Psalm 118:8 "It is better to take refuge in the Lord than to trust in man."
The opening passage of today's post is appropriately the middle verse of our English Bibles. The Bible is unquestionably God centered. Wherever you turn in the books of the Bible, you will find verse after verse depiciting either man's ultimate need as being God in Jesus Christ or the glorious revelation of this God. Take the prophecy of Jeremiah for example. In Jeremiah 40-42 we see what happened to the people of Judah who were left behind following the exile of the majority of Jewish people into Babylon by Nebuchadnezzar.

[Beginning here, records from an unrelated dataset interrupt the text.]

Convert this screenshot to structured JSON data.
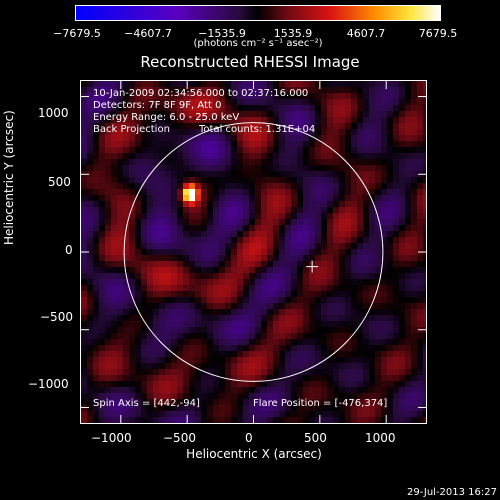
{
  "colorbar": {
    "tick_labels": [
      "−7679.5",
      "−4607.7",
      "−1535.9",
      "1535.9",
      "4607.7",
      "7679.5"
    ],
    "units": "(photons cm⁻² s⁻¹ asec⁻²)",
    "range": [
      -7679.5,
      7679.5
    ]
  },
  "chart_data": {
    "type": "heatmap",
    "title": "Reconstructed RHESSI Image",
    "xlabel": "Heliocentric X (arcsec)",
    "ylabel": "Heliocentric Y (arcsec)",
    "xlim": [
      -1300,
      1300
    ],
    "ylim": [
      -1100,
      1100
    ],
    "x_ticks": [
      -1000,
      -500,
      0,
      500,
      1000
    ],
    "y_ticks": [
      -1000,
      -500,
      0,
      500,
      1000
    ],
    "x_tick_labels": [
      "−1000",
      "−500",
      "0",
      "500",
      "1000"
    ],
    "y_tick_labels": [
      "−1000",
      "−500",
      "0",
      "500",
      "1000"
    ],
    "solar_limb_radius": 975,
    "spin_axis": [
      442,
      -94
    ],
    "source": {
      "x": -476,
      "y": 374
    }
  },
  "info": {
    "time": "10-Jan-2009 02:34:56.000 to 02:37:16.000",
    "detectors": "Detectors: 7F 8F 9F, Att 0",
    "energy": "Energy Range: 6.0 - 25.0 keV",
    "method": "Back Projection",
    "counts": "Total counts: 1.31E+04",
    "spin_axis": "Spin Axis = [442,-94]",
    "flare_position": "Flare Position = [-476,374]"
  },
  "footer": "29-Jul-2013 16:27"
}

Jeremiah the prophet was left to live among the poorer people spared by Nebuchadnezzar to remain behind in and around Jerusalem. Not everyone was happy to be remaining and much fear was brewing among the remnant of Jews as to whether they would be taken to Babylon. Nebuchadnezzar had assigned a governor by the name of Gedeliah to watch over the people. To compound the already jittery climate of fear, Gedeliah was assassinated by a wicked man named Ishmael who was part of an intricate plot conceived by the Ammonites, a pagan people who dwelled in the land. Ishmael's wickedness was demonstrated when in killing a bunch of men he had them thrown into an old, dried up well in the city.
Mankind is no better than a well full of dead corpses when attempting to preserve himself in the face of judgment . Jeremiah the prophet comes along and warns the people and the leaders among them not to fear, but to dwell in the land around Jerusalem, for God is willing to grant favor and sustain them. Jeremiah warns those who have it in them to flee to Egypt to not go, lest they suffer by the hand of the king of Babylon from whom they are trying to escape.
Despite the prophet Jeremiah's warnings, certain leadership convinces the people that they have no other choice but to flee to Egypt. They choose to trust in man rather than God. Jeremiah and others are forced to go with them, showing that God has a remnant whom He uses to bear witness and call others to repentance.
When we briefly turn to the New Testament, the book of Hebrews urges the reader to look to the excellency and supremacy of Jesus Christ. In Hebrews 2 we see the first of five warnings in the book issued to those who claim to know Jesus with their lips but do not possess the necessary saving faith in their hearts. Anyone who refuses to heed God's voice does so because it was in them to do so as a result of their willful choice. (Acts 13:46; Hebrews 2:3) Anyone who turns and believes on the Lord does so because of God's grace working in the person whom He has given to run into the arms of Jesus. (John 10:27-29; Hebrews 2:13) The writer then details all that God did in the sending of His Son, and how Christ alone provides salvation and the grace necessary to fight and overcome temptation.
So in this brief look at two books of the Bible, what can we glean? It is always better to trust in the Lord than to put confidence in man.